Sono giorni in cui, con una buona dose di improvvisazione, si scoprono nuove possibilità di ridurre gli spostamenti sperimentando forme di lavoro, di insegnamento, di apprendimento a distanza. Senza che ancora i limiti, le modalità, l’inquadramento giuridico del “nuovo” siano stati definiti. Giorni in cui siamo costretti ad accettare che non tutto, nel nostro futuro, può essere previsto, pianificato, che scienza e tecnica non hanno un potere assoluto sulla vita e sulla morte. E tanto meno possono avere un valore normativo sul piano etico e su quello politico. Giorni in cui sorgono legittimi e angosciosi interrogativi su come e perché un rapporto distorto, rapace, con la natura e con le sue risorse abbia potuto concorrere a tenere in scacco il nostro futuro. Giorni in cui i paradigmi che hanno segnato “il modello di sviluppo” dell’ultimo trentennio almeno, “la globalizzazione” e “il sovranismo” ci appaiono entrambi corresponsabili della nostra deriva verso l’autodistruzione.

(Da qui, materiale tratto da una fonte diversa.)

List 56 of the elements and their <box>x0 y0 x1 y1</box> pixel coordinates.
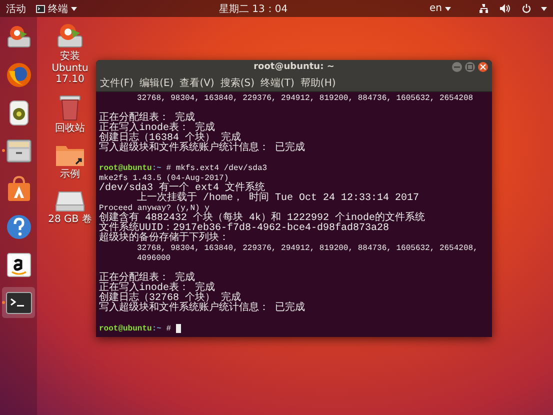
desktop-icon-label[interactable]: 示例 <box>47 169 93 180</box>
help-icon <box>6 214 32 240</box>
speaker-icon <box>8 100 28 126</box>
terminal-icon <box>6 292 32 314</box>
prompt-path: :~ <box>152 164 162 173</box>
drawer-icon <box>6 138 32 162</box>
window-title: root@ubuntu: ~ <box>254 62 334 72</box>
close-button[interactable] <box>478 62 488 72</box>
letter-a-icon <box>6 252 30 276</box>
menu-item[interactable]: 帮助(H) <box>300 76 336 90</box>
desktop-icon-label[interactable]: 28 GB 卷 <box>47 214 93 225</box>
minimize-button[interactable] <box>452 62 462 72</box>
close-icon <box>480 64 486 70</box>
trash-icon <box>59 94 81 120</box>
terminal-line: 写入超级块和文件系统账户统计信息： 已完成 <box>99 143 306 154</box>
prompt-host: root@ubuntu <box>99 164 152 173</box>
menu-item[interactable]: 终端(T) <box>260 76 294 90</box>
shopping-bag-icon <box>6 176 30 202</box>
system-menu[interactable] <box>479 4 548 13</box>
terminal-line: 超级块的备份存储于下列块： <box>99 233 229 244</box>
drive-icon <box>6 24 32 48</box>
terminal-icon <box>36 4 45 12</box>
folder-icon <box>55 143 85 167</box>
drive-icon <box>55 190 85 212</box>
command-text: # <box>165 324 172 334</box>
terminal-line: 上一次挂载于 /home， 时间 Tue Oct 24 12:33:14 2017 <box>137 193 420 204</box>
prompt-host: root@ubuntu <box>99 324 152 334</box>
menu-item[interactable]: 文件(F) <box>100 76 134 90</box>
drive-icon <box>55 23 85 49</box>
activities-button[interactable]: 活动 <box>6 2 26 16</box>
menu-item[interactable]: 查看(V) <box>180 76 214 90</box>
menu-item[interactable]: 搜索(S) <box>220 76 254 90</box>
desktop-icon-label[interactable]: 安装 Ubuntu 17.10 <box>47 51 93 86</box>
caret-icon <box>445 6 452 10</box>
prompt-path: :~ <box>152 324 162 334</box>
dock-item[interactable] <box>2 287 35 318</box>
network-icon <box>479 4 488 13</box>
power-icon <box>522 4 532 13</box>
terminal-line: 32768, 98304, 163840, 229376, 294912, 819200, 884736, 1605632, 2654208 <box>137 94 474 103</box>
app-menu[interactable]: 终端 <box>36 2 77 16</box>
terminal-line: Proceed anyway? (y,N) y <box>99 204 210 213</box>
terminal-line: 写入超级块和文件系统账户统计信息： 已完成 <box>99 303 306 314</box>
caret-icon <box>541 6 548 10</box>
keyboard-layout-menu[interactable]: en <box>430 3 452 14</box>
terminal-line: 4096000 <box>137 254 171 263</box>
globe-fox-icon <box>6 62 32 88</box>
terminal-line: mke2fs 1.43.5 (04-Aug-2017) <box>99 174 229 183</box>
command-text: # mkfs.ext4 /dev/sda3 <box>165 164 268 173</box>
volume-icon <box>500 4 510 13</box>
minimize-icon <box>454 64 460 70</box>
caret-icon <box>71 6 77 10</box>
clock[interactable]: 星期二 13：04 <box>218 2 288 16</box>
terminal-line: 32768, 98304, 163840, 229376, 294912, 819200, 884736, 1605632, 2654208, <box>137 244 478 253</box>
desktop-icon-label[interactable]: 回收站 <box>47 122 93 134</box>
menu-item[interactable]: 编辑(E) <box>140 76 174 90</box>
maximize-icon <box>467 64 473 70</box>
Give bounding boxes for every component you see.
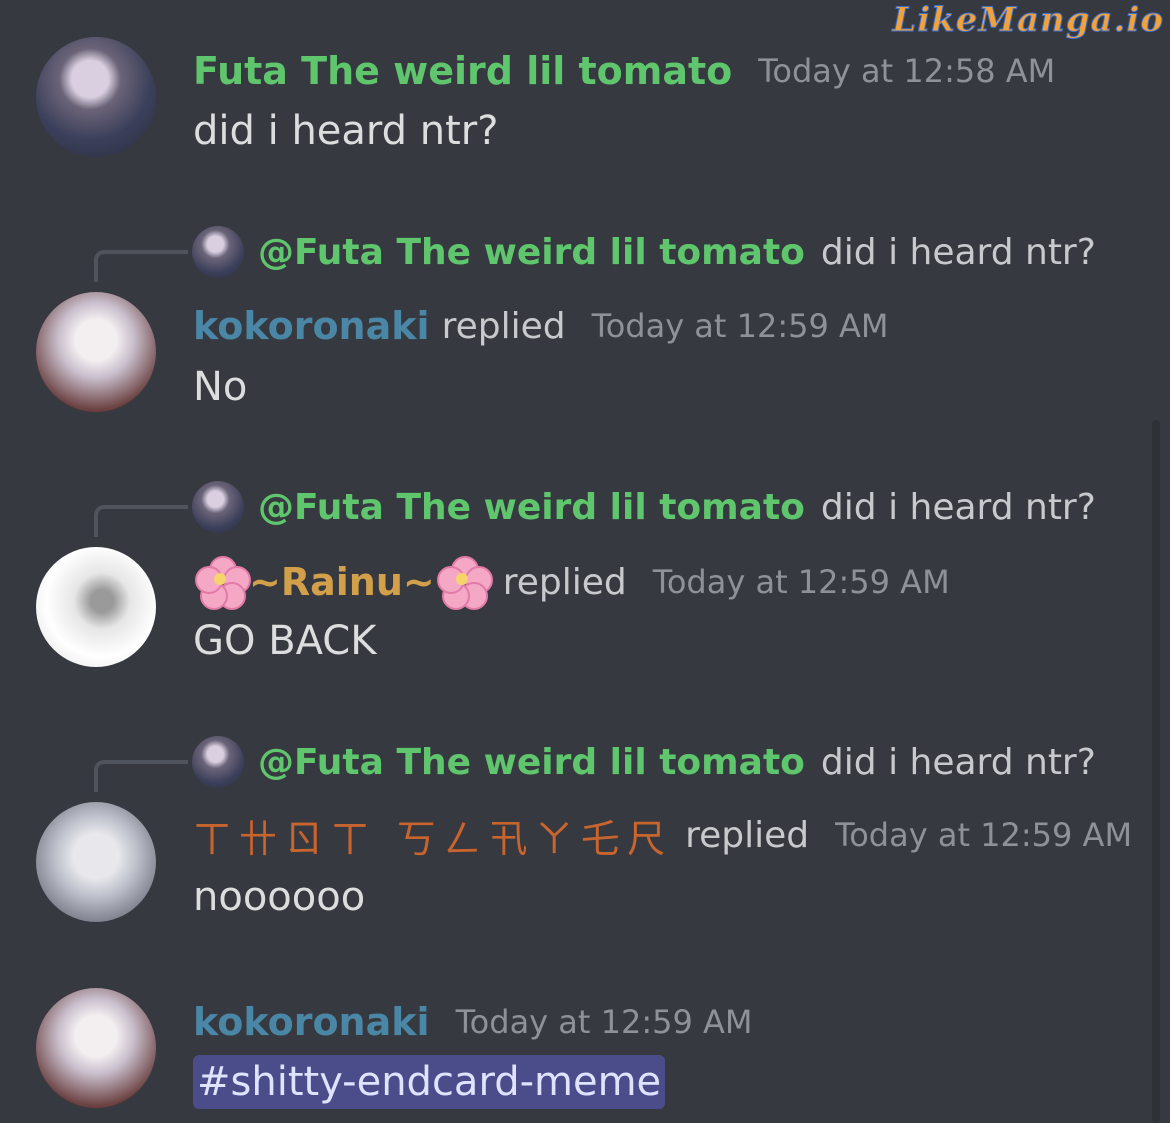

“Ne usciremo diversi”, si sente dire. E sarà certamente così. Ma almanaccare sulle forme che assumerà in futuro la nostra convivenza non è il tema di oggi. Non lo è neppure recriminare sulle ragioni delle fragilità che stiamo dolorosamente scontando: sull’effetto della riduzione dei finanziamenti alla sanità, sugli squilibri che, in Regioni come la Lombardia, si sono determinati tra un settore pubblico sempre in trincea e un privato votato alla medicina di elezione, sull’indebolimento dei presidi di igiene e prevenzione, sulle modalità di reclutamento dei giovani medici, sulla distribuzione squilibrata degli ospedali, sull’assenza di specializzazioni in campo epidemiologico. Ma anche sugli effetti di avere puntato, in alcune aree del Paese, su settori economici – come il turismo e i servizi – più esposti all’esplosione delle “bolle”, sguarnendo gli investimenti nei settori produttivi.
Oggi l’unica opzione è pensare come uscirne. Agire perché questo avvenga al più presto, senza cedere alla tentazione di fughe in avanti verso la ricostruzione di un’economia che oggi soffre gli effetti congiunturali dell’epidemia ma che, domani, dovrà e potrà essere rilanciata, non avendo eroso le sue basi strutturali. Come è successo dopo altre – e più drammatiche – crisi. Con il coraggio di imprese e lavoratori e con un impegno più diretto dello Stato.
Oggi non ci resta che “incassare” i riconoscimenti per l’azione di un governo che abbiamo tenacemente voluto, come quello del direttore regionale per l’Europa dell’Oms: “Voglio esprimere il mio sincero apprezzamento per la leadership espressa dal ministro della Salute italiano Roberto Speranza. In questo momento l’Italia è la piattaforma per la competenza europea sul coronavirus Covid-19, dobbiamo tutti sostenerla”.